Behind closed doors, those closest to her saw flashes of pain — moments when her stoic demeanor faltered. “It broke her heart,” Anson recalled. “She felt she had lost Harry not to America, but to a force that neither crown nor counsel could reach.”

Meghan, in the Queen’s private view, represented more than a personal conflict — she symbolized the shifting values of a generation unwilling to accept the burdens of monarchy. To the Queen, this wasn’t rebellion. It was betrayal cloaked in independence.
The late monarch, who weathered wars, scandals, and the modernization of the throne, reportedly told her cousin that the Sussex drama was among the greatest tests of her reign — not for its politics, but for its personal cost. It was the pain of watching loyalty dissolve in real time.
“She did not hate Meghan,” Anson emphasized. “But she pitied her. The Queen believed Meghan would never understand the sacredness of what she was given — and what she chose to abandon.” These words, now surfacing after the Queen’s passing, offer a rare and tragic window into her private world of unspoken emotion.
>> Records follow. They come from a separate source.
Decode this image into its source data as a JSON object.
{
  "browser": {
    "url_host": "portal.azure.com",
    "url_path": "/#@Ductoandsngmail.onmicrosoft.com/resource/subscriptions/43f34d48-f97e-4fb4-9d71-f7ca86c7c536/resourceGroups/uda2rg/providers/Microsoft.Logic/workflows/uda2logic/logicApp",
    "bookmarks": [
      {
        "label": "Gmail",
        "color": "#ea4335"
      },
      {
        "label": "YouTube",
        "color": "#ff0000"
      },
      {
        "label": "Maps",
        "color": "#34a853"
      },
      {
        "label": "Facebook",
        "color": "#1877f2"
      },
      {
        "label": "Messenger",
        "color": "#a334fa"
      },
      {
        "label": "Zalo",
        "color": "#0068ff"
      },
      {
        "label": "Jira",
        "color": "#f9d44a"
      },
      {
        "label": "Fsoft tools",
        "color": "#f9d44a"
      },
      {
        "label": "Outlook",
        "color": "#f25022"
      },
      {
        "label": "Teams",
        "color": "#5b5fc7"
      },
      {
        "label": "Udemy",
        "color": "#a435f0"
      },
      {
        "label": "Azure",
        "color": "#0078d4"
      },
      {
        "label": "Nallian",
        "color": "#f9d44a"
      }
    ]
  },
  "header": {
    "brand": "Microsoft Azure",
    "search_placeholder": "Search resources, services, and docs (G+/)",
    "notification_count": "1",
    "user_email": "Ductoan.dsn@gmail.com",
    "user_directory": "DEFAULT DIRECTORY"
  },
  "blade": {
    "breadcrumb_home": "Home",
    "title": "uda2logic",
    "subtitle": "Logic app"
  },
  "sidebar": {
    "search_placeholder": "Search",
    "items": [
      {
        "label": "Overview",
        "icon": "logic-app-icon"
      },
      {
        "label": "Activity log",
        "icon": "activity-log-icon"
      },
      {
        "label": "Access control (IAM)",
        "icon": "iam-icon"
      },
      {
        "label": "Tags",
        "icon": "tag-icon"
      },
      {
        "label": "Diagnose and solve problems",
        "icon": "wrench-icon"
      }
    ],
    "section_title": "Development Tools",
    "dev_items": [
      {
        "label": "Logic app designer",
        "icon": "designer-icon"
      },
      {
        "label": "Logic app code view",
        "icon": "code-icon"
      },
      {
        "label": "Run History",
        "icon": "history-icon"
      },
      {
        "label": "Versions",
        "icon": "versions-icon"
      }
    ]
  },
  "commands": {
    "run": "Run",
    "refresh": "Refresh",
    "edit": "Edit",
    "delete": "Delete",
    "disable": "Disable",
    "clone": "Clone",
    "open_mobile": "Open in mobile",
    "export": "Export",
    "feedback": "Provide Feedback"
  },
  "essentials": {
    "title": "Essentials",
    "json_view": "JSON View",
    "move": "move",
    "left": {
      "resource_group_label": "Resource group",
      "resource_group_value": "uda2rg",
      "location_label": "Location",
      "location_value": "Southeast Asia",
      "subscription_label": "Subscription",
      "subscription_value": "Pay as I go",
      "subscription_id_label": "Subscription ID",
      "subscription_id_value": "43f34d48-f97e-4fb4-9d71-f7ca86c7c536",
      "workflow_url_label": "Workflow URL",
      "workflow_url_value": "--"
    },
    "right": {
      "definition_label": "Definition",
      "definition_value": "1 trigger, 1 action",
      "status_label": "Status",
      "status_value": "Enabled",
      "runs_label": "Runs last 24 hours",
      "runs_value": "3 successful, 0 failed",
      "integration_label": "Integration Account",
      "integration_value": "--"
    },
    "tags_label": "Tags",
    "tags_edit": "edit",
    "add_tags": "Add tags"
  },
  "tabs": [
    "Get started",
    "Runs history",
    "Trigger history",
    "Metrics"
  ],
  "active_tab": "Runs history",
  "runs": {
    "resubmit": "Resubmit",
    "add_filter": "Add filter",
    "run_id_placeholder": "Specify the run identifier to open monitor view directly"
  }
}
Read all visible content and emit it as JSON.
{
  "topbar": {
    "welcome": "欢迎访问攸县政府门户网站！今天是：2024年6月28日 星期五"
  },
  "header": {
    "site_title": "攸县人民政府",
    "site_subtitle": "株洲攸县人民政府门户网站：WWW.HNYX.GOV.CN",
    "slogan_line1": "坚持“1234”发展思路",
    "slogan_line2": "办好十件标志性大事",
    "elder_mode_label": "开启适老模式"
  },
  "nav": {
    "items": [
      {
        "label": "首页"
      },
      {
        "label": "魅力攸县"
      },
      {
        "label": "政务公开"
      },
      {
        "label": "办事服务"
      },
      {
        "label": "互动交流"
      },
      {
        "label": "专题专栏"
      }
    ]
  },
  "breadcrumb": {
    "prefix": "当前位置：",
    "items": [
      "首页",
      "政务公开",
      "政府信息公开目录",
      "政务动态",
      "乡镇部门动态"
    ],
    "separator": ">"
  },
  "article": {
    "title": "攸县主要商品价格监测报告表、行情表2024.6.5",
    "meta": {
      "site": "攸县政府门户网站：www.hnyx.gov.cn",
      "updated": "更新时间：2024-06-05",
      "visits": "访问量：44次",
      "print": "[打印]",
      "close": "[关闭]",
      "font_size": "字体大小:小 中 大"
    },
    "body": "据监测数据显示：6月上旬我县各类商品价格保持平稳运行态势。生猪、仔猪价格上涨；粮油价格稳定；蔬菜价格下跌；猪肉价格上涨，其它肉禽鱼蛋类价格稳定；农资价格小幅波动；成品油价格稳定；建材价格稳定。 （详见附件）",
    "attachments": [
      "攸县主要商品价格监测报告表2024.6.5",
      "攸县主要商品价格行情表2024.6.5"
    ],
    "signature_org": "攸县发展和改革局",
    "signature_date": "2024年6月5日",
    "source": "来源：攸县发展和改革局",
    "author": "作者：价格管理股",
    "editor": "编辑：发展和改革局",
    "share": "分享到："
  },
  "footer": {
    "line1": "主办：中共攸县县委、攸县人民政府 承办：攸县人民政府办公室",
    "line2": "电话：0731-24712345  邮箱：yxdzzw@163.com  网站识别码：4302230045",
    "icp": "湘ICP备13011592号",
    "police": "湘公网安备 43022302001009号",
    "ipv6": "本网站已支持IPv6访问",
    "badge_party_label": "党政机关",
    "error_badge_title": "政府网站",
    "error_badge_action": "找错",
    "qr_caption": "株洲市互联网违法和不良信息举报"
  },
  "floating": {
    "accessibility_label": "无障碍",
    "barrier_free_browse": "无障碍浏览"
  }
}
For the Queen, it was not merely about titles or traditions. It was about love — the kind she had hoped her grandson would find and protect. Instead, she saw division where there should have been unity, silence where there once was laughter, and headlines where there should have been harmony.
Now, as the world revisits her legacy, Lady Elizabeth Anson’s account casts a haunting new light on the Queen’s twilight years. Behind the crown and the composure lay a grandmother’s grief — a woman watching the family she built slowly drift apart, her final words echoing not as condemnation, but as heartbreak that time and duty could never mend.